PL da Dosimetria: pacificação ou recuo institucional diante de ataques à democracia?
A aprovação do Projeto de Lei 2162/2023, conhecido como PL da Dosimetria, pelo Senado Federal, reacende um debate sensível no Brasil: até que ponto o Estado deve flexibilizar punições para crimes que atentaram contra o próprio regime democrático?
A proposta, aprovada por 48 votos a 25 e agora encaminhada para sanção presidencial, altera a forma de cálculo das penas para crimes de tentativa de golpe de Estado e atentado ao Estado Democrático de Direito quando praticados no mesmo contexto. Na prática, deixa de somar penas e passa a aplicar apenas a mais grave — o que resulta em redução significativa das condenações impostas aos envolvidos nos atos de 8 de janeiro de 2023.
A narrativa da “pacificação” e seus riscos
O relator da matéria, senador Esperidião Amin (PP-SC), defendeu a mudança como um instrumento de “pacificação nacional”. Segundo ele, manter centenas de condenados em regime fechado poderia aprofundar divisões políticas e comprometer a legitimidade institucional.

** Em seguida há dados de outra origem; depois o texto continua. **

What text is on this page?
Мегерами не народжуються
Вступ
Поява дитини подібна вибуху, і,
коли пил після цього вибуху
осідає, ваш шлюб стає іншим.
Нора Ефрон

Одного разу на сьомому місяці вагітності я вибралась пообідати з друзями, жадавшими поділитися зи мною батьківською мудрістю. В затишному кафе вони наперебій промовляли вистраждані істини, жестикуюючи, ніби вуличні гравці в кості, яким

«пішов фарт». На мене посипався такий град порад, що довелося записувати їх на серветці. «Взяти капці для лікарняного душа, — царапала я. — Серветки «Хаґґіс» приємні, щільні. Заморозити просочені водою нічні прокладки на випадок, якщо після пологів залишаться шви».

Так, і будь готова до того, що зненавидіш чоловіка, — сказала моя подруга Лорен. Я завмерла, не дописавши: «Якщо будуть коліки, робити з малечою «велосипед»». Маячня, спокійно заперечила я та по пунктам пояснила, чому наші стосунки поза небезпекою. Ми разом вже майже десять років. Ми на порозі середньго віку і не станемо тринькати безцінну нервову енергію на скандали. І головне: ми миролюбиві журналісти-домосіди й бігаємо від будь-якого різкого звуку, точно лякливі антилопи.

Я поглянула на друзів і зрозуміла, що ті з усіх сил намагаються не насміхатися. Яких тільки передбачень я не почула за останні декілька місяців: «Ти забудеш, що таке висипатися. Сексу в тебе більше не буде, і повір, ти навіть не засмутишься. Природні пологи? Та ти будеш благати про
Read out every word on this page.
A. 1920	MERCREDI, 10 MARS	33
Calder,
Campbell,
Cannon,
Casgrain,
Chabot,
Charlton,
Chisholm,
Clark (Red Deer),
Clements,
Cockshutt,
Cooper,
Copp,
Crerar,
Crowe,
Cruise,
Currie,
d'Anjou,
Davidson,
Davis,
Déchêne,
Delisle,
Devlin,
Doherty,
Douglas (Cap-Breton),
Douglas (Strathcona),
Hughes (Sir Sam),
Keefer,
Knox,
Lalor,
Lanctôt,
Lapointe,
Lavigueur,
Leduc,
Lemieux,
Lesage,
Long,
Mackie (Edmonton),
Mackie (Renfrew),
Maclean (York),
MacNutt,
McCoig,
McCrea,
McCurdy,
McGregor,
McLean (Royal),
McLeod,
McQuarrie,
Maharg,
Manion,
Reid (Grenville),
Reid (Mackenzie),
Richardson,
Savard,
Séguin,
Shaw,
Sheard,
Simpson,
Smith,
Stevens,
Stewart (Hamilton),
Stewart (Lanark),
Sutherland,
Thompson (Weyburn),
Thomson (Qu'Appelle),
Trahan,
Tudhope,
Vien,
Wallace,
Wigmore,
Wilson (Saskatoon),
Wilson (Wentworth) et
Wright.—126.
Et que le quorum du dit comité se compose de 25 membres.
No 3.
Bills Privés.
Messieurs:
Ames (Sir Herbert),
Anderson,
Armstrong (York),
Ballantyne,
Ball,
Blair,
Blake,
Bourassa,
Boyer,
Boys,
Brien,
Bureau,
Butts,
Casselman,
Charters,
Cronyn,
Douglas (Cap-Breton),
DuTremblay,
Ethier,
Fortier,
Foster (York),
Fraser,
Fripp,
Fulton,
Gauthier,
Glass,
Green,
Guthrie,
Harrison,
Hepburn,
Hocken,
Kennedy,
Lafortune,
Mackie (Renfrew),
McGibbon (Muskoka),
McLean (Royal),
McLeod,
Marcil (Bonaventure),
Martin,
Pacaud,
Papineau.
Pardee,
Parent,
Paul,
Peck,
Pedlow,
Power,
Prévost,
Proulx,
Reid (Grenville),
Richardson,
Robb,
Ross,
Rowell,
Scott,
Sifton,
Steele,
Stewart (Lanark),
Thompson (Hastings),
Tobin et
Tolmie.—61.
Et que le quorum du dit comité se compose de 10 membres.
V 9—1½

O argumento, no entanto, levanta questionamentos profundos. Crimes contra o Estado Democrático de Direito não são delitos comuns. Eles atingem o núcleo da Constituição, a estabilidade institucional e o pacto social que sustenta o regime republicano. Ao suavizar as penas, o Estado corre o risco de transmitir uma mensagem de tolerância a tentativas futuras de ruptura democrática.
Incoerência legislativa e seletividade penal
Críticos do projeto apontam uma contradição evidente no Congresso Nacional. Poucos dias antes, o Senado havia aprovado legislação para endurecer penas contra organizações criminosas, dificultando progressão de regime. Já no caso dos crimes políticos ligados ao 8 de janeiro, o movimento foi inverso: flexibilização e redução.
Essa assimetria reforça a percepção de seletividade penal, especialmente quando a própria justificativa do projeto admite que figuras centrais do episódio — incluindo o ex-presidente Jair Bolsonaro — podem ser diretamente beneficiadas.
Como destacou o senador Humberto Costa (PT-PE), trata-se de uma norma “casuística”, desenhada para favorecer um grupo político específico que atentou contra a Constituição.
“Manifestantes” ou tentativa organizada de golpe?
Defensores do PL argumentam que muitos condenados não integravam o núcleo articulador da tentativa de golpe, citando casos de pessoas comuns que receberam penas elevadas. Esse discurso, embora emocionalmente eficaz, ignora um ponto central: os julgamentos consideraram provas materiais, registros audiovisuais e condutas individuais — muitas delas documentadas pelos próprios réus.
Além disso, minimizar os atos como meros excessos de manifestação esvazia o reconhecimento de que houve planejamento, financiamento e coordenação, como lembrado pelo senador Marcelo Castro (MDB-PI).
O precedente institucional
Talvez o aspecto mais preocupante do PL da Dosimetria não seja apenas o impacto imediato sobre os condenados, mas o precedente que estabelece. Ao revisar penas após julgamentos concluídos, o Legislativo interfere indiretamente na resposta institucional a crimes que buscaram romper a ordem constitucional.
Em democracias consolidadas, ataques ao regime democrático costumam ser tratados com rigor exemplar — não por vingança, mas por proteção institucional. A redução das penas pode enfraquecer esse princípio e alimentar a ideia de que golpes fracassados geram custos políticos baixos.
A decisão final e a responsabilidade histórica
O presidente Luiz Inácio Lula da Silva afirmou que só decidirá sobre a sanção após análise do texto final. Independentemente da escolha, a discussão já deixou marcas profundas no debate público.
O Brasil se vê diante de uma encruzilhada: optar por uma conciliação que pode soar como esquecimento institucional ou reafirmar que ataques à democracia exigem resposta firme, proporcional e pedagógica.
Mais do que “virar a página”, o país precisa decidir qual história quer escrever sobre a defesa do Estado Democrático de Direito — e quais sinais deseja enviar às futuras gerações.